Alex menegaskan, pemerintah pusat di bawah kepemimpinan Presiden Prabowo Subianto tidak akan berlepas tangan. Namun, bantuan dari berbagai kementerian dan lembaga hanya dapat diberikan secara maksimal jika data kerusakan dan rencana aksi recovery dari daerah sudah lengkap.
"Sekarang saja, bantuan telah dikirim Presiden Prabowo dengan menggunakan 4 pesawat. Ini merupakan sinyal kepedulian yang mesti ditangkap dengan baik oleh kepala daerah," ungkap Alex melalui pernyataan tertulisnya, Sabtu (29/11/2025).
Pernyataan ini disampaikan Alex merespons dinamika penanganan bencana yang melanda 7 dari 19 kabupaten/kota di Sumatera Barat. Menurutnya, sebagian besar daerah terdampak memiliki kemampuan fiskal yang sangat rendah, yang semakin diperparah dengan kebijakan pemotongan dana transfer ke daerah (TKD) dari Kementerian Keuangan.
"Presiden Prabowo telah memberikan sinyal kuat, tak membiarkan daerah sendirian menghadapi bencana. Indikatornya, langsung mengirimkan bantuan dengan 4 pesawat itu plus 2 unit helikopter. Sekarang, tinggal daerah meresponsnya seperti apa," tegas Alex.Sebagai anggota DPR dari Dapil Sumbar 1, Alex mengaku telah berkoordinasi intensif dengan mitra kerja Komisi IV, termasuk Kementerian Pertanian, Kementerian Kelautan dan Perikanan (KKP), Bulog, Bapanas, dan Kementerian Kehutanan.
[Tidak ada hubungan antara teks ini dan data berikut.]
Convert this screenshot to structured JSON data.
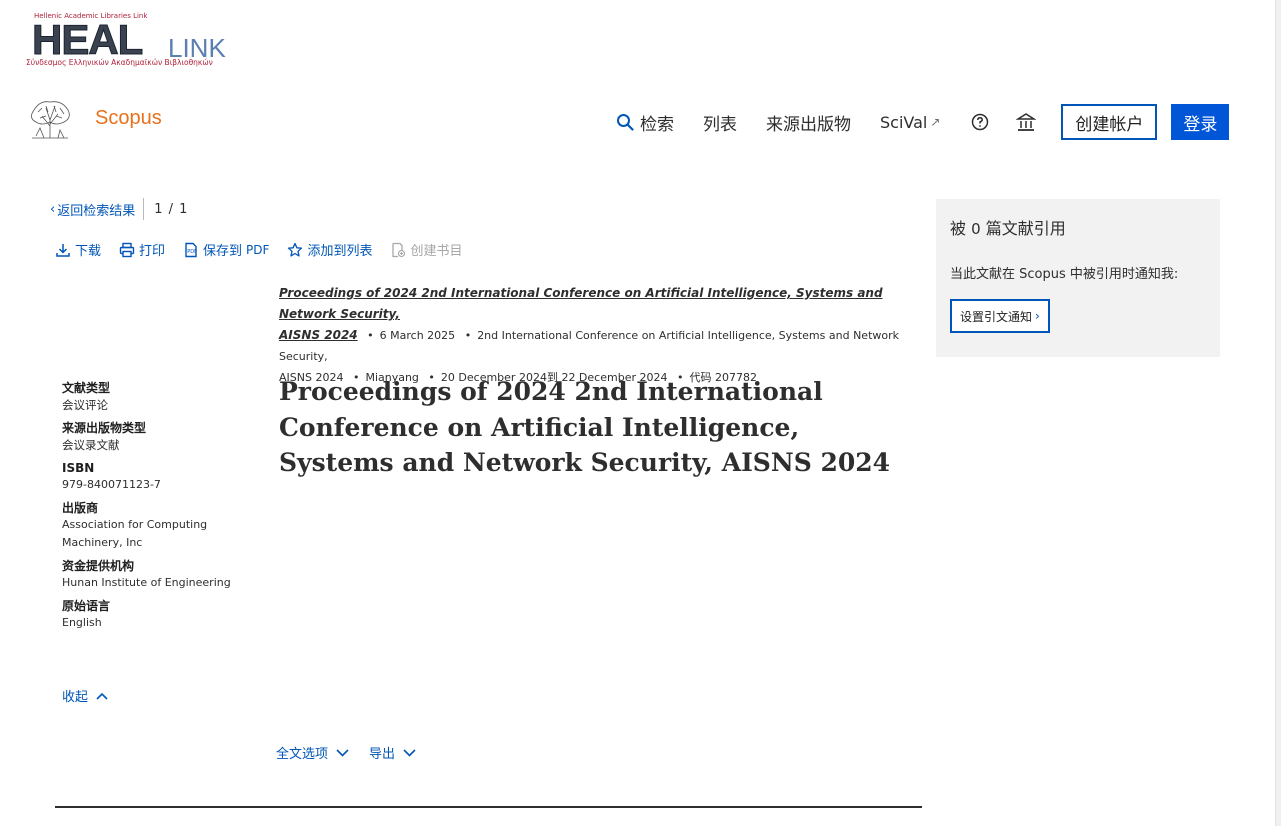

"Komunikasi kami dengan Dirjen Holtikultura Kementerian Pertanian, telah didapatkan komitmen kesediaan memberikan bantuan bibit untuk petani kita yang terdampak. Agar bibit yang akan diberikan itu sesuai kebutuhan, tentunya membutuhkan data yang akurat dari pemerintah daerah," jelasnya.
Alex juga mengucapkan terima kasih kepada Presiden Prabowo yang telah gerak cepat, serta kepada semua elemen yang terlibat dalam proses evakuasi dan penanganan darurat, seperti TNI/Polri, BPBD, Basarnas, Tagana, dan relawan.
Berdasarkan data, hujan dengan intensitas sedang hingga lebat pada 22-27 November 2025 telah menyebabkan banjir dan longsor di Sumbar. Data Badan Nasional Penanggulangan Bencana (BNPB) per 28 November 2025 menunjukkan dampak yang signifikan: 69.293 orang mengungsi, 45.733 orang terdampak, 23 orang meninggal dunia, dan 12 orang lainnya dinyatakan hilang.